Elizabeth was also huge fun to work with and her legendary use of the sort of Anglo-Saxon invective, that would have made even the most hard-bitten squaddie blanche, was often targeted at recalcitrant lairds or misbehaving fish farmers, with tremendous effect. 

But, above all, she was enormously generous, often surprisingly steely and shrewd, and utterly dedicated to the cause of saving the salmon. She and I latterly had the great privilege of becoming Vice Presidents of the Atlantic Salmon Trust, and it was in that capacity I last spoke to her and she asked me why I was not able to come to her 80th birthday “piss up” at Fishmongers’ Hall where she was on the Livery. There were very few people who could get away with describing an event in those hallowed surroundings as a “piss up”. It was one of those weeks when the diary looked impossible and I just could not make it work.
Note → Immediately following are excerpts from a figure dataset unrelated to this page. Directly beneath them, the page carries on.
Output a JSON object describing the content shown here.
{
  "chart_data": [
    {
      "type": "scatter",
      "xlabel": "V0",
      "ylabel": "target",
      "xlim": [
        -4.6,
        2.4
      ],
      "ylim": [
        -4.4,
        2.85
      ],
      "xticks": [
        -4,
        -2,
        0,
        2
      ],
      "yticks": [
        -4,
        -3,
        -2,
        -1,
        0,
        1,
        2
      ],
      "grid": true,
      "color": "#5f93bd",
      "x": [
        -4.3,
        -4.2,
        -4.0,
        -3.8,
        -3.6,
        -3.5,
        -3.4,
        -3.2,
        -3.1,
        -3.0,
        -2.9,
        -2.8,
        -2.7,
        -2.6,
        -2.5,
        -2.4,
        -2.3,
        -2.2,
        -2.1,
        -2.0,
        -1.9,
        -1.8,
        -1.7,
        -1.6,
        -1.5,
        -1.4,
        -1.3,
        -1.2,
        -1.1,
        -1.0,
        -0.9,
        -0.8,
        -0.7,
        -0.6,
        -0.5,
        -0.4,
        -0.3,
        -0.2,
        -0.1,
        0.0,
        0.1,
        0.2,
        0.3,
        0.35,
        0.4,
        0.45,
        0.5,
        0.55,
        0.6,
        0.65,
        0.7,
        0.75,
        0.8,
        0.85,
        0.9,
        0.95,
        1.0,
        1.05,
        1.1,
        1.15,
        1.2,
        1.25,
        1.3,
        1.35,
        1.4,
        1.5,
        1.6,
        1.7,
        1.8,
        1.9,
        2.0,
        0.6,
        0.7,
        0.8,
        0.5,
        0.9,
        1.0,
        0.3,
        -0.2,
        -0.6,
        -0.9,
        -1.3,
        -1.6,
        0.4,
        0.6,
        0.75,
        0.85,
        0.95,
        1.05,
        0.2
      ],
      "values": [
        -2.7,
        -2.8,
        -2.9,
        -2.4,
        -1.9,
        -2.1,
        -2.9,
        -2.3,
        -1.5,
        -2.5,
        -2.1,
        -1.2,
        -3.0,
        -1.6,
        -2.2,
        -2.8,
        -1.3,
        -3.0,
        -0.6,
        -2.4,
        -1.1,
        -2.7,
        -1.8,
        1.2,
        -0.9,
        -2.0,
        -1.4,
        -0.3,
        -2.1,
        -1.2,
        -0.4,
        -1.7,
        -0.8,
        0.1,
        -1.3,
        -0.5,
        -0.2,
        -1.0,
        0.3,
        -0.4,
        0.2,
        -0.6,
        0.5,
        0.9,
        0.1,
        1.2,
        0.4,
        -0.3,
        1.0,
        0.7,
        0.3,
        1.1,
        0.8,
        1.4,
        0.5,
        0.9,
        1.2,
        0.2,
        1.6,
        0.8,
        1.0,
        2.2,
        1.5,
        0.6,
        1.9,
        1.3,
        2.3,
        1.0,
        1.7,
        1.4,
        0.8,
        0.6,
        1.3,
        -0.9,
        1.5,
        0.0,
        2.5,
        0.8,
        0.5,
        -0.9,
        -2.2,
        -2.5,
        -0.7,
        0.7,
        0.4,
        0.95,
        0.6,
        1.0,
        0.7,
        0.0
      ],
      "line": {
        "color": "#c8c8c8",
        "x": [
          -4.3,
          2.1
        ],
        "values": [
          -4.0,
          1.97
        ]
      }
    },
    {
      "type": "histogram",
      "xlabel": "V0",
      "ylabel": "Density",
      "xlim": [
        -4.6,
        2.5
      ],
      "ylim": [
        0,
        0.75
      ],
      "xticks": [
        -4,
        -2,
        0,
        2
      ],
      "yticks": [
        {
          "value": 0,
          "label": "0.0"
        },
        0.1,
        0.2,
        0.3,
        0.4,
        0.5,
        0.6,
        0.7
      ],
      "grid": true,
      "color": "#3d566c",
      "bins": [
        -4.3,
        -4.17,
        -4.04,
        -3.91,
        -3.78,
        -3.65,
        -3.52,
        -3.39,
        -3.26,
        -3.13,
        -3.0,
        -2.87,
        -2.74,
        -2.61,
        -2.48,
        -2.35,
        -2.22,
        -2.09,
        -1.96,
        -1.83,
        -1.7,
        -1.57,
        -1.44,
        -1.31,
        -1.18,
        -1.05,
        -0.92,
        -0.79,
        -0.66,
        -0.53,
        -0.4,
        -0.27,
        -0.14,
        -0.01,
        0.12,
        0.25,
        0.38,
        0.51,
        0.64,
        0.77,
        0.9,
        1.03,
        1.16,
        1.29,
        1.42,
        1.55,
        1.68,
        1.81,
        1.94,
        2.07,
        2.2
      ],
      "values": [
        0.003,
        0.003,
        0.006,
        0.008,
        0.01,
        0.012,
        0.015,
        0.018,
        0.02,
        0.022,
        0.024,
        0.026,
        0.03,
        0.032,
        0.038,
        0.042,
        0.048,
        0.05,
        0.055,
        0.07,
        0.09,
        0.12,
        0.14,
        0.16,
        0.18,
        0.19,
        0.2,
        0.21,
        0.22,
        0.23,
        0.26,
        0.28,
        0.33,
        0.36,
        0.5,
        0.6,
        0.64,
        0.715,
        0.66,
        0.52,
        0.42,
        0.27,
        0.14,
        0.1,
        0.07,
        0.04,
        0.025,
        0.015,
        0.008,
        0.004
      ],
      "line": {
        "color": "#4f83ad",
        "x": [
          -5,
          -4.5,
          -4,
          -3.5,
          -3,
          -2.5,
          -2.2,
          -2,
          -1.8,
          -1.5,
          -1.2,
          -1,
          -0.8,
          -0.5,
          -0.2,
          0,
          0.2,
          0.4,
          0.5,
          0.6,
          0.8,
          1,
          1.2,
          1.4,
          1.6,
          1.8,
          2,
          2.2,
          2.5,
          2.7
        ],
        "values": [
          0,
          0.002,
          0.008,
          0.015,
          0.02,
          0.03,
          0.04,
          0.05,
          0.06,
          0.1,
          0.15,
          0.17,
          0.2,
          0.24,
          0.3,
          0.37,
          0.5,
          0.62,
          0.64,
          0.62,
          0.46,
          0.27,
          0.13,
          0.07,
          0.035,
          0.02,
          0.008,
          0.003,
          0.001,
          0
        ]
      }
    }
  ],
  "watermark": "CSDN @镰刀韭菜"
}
Of course I now will always regret missing the opportunity to celebrate the last birthday of one of the salmon world’s national treasures. 

I hesitate to use those clichéd words: “they don’t make them like that anymore” but I suspect all those who knew Elizabeth would agree that if ever those words applied to anybody, it was her. For those privileged enough to know her, she seemed to provide a tantalising glimpse of a world that has now largely passed into history. 

I and many, many others will miss her humour, her irreverence, her kindness, and her own special brand of optimistic ebullience. The Atlantic salmon, and all who have an interest in the King of Fish, have much to be grateful to her for.”